Joint problems in dogs can develop at any stage in life. Although older dogs are more prone to have problems, other factors, such as genetics, breed, diet and environment, can have an effect. When a dog is slow to get up, reluctant to go up or down stairs or appears to be stiff and slower, a joint issue may be the culprit.
Additional symptoms of joint problems may include:
- joint swelling
- yelping or whining when moving in certain ways
- favoring one leg over another (both when walking and standing still)
- holding one leg up
Understanding joint disorders and how to care for or help prevent them is a key element in giving your dog the highest quality of life possible. Common types of ailments affecting dog joints
are dysplasia of the hip or elbow, arthritis, osteoarthritis, and luxating patella, or “loose kneecaps”. Dysplasia is caused by joint laxity or a loose joint connection. This results in joint instability and makes the dog more prone to slipping, falling and injury.
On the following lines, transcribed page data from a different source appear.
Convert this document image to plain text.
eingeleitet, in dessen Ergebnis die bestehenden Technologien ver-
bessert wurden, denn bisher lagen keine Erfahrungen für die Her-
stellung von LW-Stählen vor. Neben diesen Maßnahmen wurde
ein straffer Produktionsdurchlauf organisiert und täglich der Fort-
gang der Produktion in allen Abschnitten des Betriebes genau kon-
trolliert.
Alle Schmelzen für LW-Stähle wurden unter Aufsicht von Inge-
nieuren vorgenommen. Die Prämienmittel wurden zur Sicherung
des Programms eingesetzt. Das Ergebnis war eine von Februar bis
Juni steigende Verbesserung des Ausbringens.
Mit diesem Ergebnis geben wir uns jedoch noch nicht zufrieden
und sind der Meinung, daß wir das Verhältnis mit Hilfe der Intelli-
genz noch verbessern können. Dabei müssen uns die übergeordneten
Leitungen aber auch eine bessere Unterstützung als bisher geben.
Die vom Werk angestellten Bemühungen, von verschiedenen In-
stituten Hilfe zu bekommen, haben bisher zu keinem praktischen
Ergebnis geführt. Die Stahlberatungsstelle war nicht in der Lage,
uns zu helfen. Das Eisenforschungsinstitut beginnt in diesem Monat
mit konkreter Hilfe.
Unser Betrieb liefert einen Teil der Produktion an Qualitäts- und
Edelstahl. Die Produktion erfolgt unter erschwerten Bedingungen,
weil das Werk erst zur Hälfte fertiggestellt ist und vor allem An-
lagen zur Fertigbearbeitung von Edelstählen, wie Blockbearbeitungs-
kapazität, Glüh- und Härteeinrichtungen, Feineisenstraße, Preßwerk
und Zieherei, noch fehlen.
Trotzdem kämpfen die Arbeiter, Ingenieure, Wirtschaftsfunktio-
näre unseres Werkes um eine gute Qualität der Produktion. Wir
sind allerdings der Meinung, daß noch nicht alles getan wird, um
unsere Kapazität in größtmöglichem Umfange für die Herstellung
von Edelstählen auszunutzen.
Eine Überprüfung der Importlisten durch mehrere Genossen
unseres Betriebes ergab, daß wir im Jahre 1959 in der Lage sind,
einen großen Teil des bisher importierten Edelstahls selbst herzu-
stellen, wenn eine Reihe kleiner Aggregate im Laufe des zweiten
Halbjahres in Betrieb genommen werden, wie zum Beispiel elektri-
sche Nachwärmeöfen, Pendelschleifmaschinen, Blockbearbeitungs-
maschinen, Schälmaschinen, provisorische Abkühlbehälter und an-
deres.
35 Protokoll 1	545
While dysplasia can affect all breeds of dogs it is most prevalent in mid-sized to larger breeds such as:
- Golden Retrievers
- German Shepherds
- Great Danes
Just as in humans, the joint inflammation of arthritis and the cartilage degeneration of osteoarthritis can occur. Older dogs and overweight dogs are more likely sufferers of these diseases, but any type of dog may be affected. Many have touted the benefits of chondroitin sulfate and glucosamine joint disorders in humans and dogs also seem to respond well to these supplements. Also consider an omega 3 supplement for dogs with hip dysplasia to help relieve inflammation and pain. A consultation with your veterinarian will help you to determine what will work best for your dog.
Again, just as in humans, a healthy lifestyle can be the best way to keep joint problems at bay. Keep your dog at a healthy weight with a wholesome diet and by limiting “people food.” Be sure your dog gets plenty of fresh air and exercise and be mindful to keep him hydrated and let him rest if he starts panting too hard.